So sad, in fact, that Mitchell considered leaving the sport. He flew to Thailand to clear his head, and wound up in Asia for three months, traveling through Laos, Cambodia and Vietnam before feeling himself lured back to Bali. He moved into an ashram just outside of Ubud, the artistic and spiritual capital of the island, praying and meditating every day, practicing yoga and doing volunteer work.

"I just tried to heal every day," Mitchell said. "I found a lot of good bodywork people over there. I was planting turmeric and ginger, and eating the ginger and the turmeric and all these herbs.

"I learn now that they're super anti-inflammatory healing plants."

Mitchell also built up his strength by digging out six-foot-diameter tree stumps by hand, a radical workout even by MMA standards.

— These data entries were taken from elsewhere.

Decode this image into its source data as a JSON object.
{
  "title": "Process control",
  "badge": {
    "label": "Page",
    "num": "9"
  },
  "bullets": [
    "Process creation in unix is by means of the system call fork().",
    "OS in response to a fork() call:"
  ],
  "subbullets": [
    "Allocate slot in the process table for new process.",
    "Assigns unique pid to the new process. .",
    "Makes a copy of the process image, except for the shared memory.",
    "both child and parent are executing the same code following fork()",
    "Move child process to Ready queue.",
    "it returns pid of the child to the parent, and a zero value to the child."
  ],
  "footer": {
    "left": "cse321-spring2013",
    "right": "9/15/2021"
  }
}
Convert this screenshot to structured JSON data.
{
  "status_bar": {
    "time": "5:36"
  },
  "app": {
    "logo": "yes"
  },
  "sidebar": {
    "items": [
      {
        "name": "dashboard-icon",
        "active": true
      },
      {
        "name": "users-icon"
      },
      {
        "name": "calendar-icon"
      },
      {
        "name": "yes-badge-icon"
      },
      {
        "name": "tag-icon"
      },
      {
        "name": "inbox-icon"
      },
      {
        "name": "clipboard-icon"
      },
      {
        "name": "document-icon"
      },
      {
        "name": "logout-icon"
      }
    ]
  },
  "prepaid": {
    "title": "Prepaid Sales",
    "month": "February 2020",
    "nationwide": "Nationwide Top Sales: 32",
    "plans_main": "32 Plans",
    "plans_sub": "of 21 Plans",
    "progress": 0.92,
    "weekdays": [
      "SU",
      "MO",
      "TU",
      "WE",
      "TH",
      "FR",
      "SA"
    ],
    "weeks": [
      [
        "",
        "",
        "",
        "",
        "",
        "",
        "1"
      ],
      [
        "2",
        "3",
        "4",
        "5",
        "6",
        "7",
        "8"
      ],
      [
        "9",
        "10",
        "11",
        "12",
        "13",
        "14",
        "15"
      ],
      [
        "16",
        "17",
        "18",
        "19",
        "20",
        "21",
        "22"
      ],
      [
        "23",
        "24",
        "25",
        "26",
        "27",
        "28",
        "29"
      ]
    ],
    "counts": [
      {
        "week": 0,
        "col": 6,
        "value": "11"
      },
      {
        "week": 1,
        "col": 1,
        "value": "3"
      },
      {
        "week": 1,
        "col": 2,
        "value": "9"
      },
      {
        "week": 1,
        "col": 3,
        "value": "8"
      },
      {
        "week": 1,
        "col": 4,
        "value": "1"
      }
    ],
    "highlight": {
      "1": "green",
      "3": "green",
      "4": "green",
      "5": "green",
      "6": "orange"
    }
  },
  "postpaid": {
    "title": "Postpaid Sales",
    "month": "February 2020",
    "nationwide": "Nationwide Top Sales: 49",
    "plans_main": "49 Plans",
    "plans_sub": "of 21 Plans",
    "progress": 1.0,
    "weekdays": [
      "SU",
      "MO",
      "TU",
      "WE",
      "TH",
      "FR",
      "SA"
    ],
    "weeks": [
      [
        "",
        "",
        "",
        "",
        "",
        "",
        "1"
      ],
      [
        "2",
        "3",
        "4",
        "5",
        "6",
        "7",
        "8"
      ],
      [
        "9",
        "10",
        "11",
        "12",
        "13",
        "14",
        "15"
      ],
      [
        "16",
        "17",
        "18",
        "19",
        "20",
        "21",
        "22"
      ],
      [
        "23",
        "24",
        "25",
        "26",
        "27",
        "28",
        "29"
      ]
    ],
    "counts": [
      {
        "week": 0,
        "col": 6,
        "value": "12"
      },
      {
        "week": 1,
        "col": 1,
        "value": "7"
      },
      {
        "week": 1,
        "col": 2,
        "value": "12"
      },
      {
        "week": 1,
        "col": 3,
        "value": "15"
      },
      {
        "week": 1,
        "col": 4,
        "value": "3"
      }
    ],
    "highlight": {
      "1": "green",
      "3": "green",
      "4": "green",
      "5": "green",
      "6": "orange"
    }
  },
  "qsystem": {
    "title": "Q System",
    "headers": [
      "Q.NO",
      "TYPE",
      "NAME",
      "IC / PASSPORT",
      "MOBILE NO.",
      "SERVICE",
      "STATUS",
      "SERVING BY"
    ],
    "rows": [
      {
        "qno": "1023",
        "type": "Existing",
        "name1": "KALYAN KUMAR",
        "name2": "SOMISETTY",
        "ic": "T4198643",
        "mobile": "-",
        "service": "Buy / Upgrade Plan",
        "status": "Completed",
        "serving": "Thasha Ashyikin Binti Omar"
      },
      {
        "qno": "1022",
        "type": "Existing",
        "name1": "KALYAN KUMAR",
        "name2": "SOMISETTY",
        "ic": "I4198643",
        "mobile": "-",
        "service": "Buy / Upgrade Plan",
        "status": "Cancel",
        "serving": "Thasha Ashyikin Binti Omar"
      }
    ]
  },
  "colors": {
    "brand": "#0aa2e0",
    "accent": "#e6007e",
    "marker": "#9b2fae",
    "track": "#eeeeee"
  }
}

He eventually learned that he had an impinged nerve in his neck. The time off — his first significant downtime in about 18 months — healed him both physically and psychologically. He was ready for the gym again.

"I just realized that this is what I was meant to do, that I have a lot of talent and a great team, and I really enjoy it," Mitchell said. "It's like my family, you know? It wasn't a good feeling to walk away from my family."

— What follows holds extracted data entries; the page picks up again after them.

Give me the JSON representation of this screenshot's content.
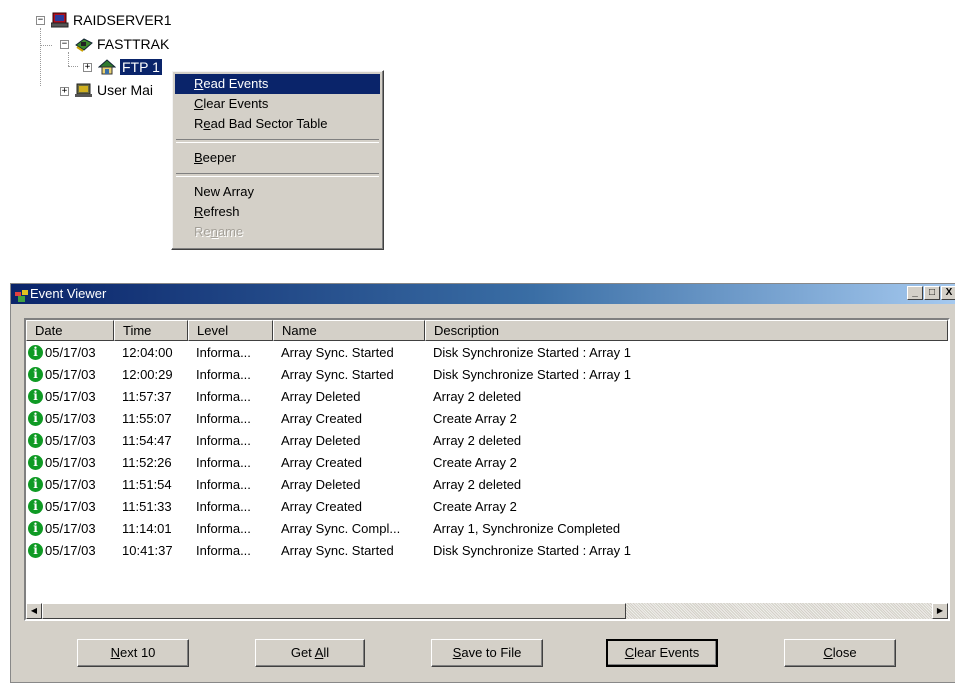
{
  "tree": {
    "root": "RAIDSERVER1",
    "controller": "FASTTRAK",
    "device": "FTP 1",
    "user_mgmt": "User Mai"
  },
  "context_menu": {
    "items": [
      {
        "pre": "",
        "key": "R",
        "post": "ead Events"
      },
      {
        "pre": "",
        "key": "C",
        "post": "lear Events"
      },
      {
        "pre": "R",
        "key": "e",
        "post": "ad Bad Sector Table"
      },
      {
        "pre": "",
        "key": "B",
        "post": "eeper"
      },
      {
        "pre": "New Array",
        "key": "",
        "post": ""
      },
      {
        "pre": "",
        "key": "R",
        "post": "efresh"
      },
      {
        "pre": "Re",
        "key": "n",
        "post": "ame"
      }
    ]
  },
  "window": {
    "title": "Event Viewer",
    "controls": {
      "minimize": "_",
      "maximize": "□",
      "close": "X"
    }
  },
  "events": {
    "columns": [
      "Date",
      "Time",
      "Level",
      "Name",
      "Description"
    ],
    "rows": [
      {
        "date": "05/17/03",
        "time": "12:04:00",
        "level": "Informa...",
        "name": "Array Sync. Started",
        "desc": "Disk Synchronize Started : Array 1"
      },
      {
        "date": "05/17/03",
        "time": "12:00:29",
        "level": "Informa...",
        "name": "Array Sync. Started",
        "desc": "Disk Synchronize Started : Array 1"
      },
      {
        "date": "05/17/03",
        "time": "11:57:37",
        "level": "Informa...",
        "name": "Array Deleted",
        "desc": "Array 2 deleted"
      },
      {
        "date": "05/17/03",
        "time": "11:55:07",
        "level": "Informa...",
        "name": "Array Created",
        "desc": "Create Array 2"
      },
      {
        "date": "05/17/03",
        "time": "11:54:47",
        "level": "Informa...",
        "name": "Array Deleted",
        "desc": "Array 2 deleted"
      },
      {
        "date": "05/17/03",
        "time": "11:52:26",
        "level": "Informa...",
        "name": "Array Created",
        "desc": "Create Array 2"
      },
      {
        "date": "05/17/03",
        "time": "11:51:54",
        "level": "Informa...",
        "name": "Array Deleted",
        "desc": "Array 2 deleted"
      },
      {
        "date": "05/17/03",
        "time": "11:51:33",
        "level": "Informa...",
        "name": "Array Created",
        "desc": "Create Array 2"
      },
      {
        "date": "05/17/03",
        "time": "11:14:01",
        "level": "Informa...",
        "name": "Array Sync. Compl...",
        "desc": "Array 1, Synchronize Completed"
      },
      {
        "date": "05/17/03",
        "time": "10:41:37",
        "level": "Informa...",
        "name": "Array Sync. Started",
        "desc": "Disk Synchronize Started : Array 1"
      }
    ]
  },
  "buttons": [
    {
      "pre": "",
      "key": "N",
      "post": "ext 10"
    },
    {
      "pre": "Get ",
      "key": "A",
      "post": "ll"
    },
    {
      "pre": "",
      "key": "S",
      "post": "ave to File"
    },
    {
      "pre": "",
      "key": "C",
      "post": "lear Events"
    },
    {
      "pre": "",
      "key": "C",
      "post": "lose"
    }
  ],
  "icons": {
    "info": "i",
    "scroll_left": "◀",
    "scroll_right": "▶",
    "expand": "+",
    "collapse": "−"
  },
  "colors": {
    "selection": "#0a246a",
    "info_green": "#0f9a24"
  }
}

Mitchell will need all the support he can get against Paulo Thiago, in a fight at 170 pounds on the Brazilian's home turf. The UFC preliminary bout will be on Spike TV, a warmup to Anderson Silva's middleweight title rematch with Yushin Okami.

Thiago, a member of Brazil's special police force, is as hungry and as talented as Mitchell.

"He's a good stand-up fighter, good at Muy Thai. He throws a lot of punches," said Mitchell's manager, Tom Call. "He doesn't have a lot of weaknesses. But I guess you could look at David Mitchell and say the same thing."

This is something of a do-or-die fight for Mitchell. If he loses for the second straight time, he might find it harder to get another shot at UFC. A win would almost certainly lead to bigger opportunities.

He feels the pressure, but he deals with it in his own way.

"I meditate and I pray," Mitchell said. "I just know that everything I'm doing, I'm doing it for the greater good. I don't use the &‘God' word much, but this I do for the glory of God, and just to carry on for my family."

And, strange as it seems, for the peaceniks back on the Hog Farm.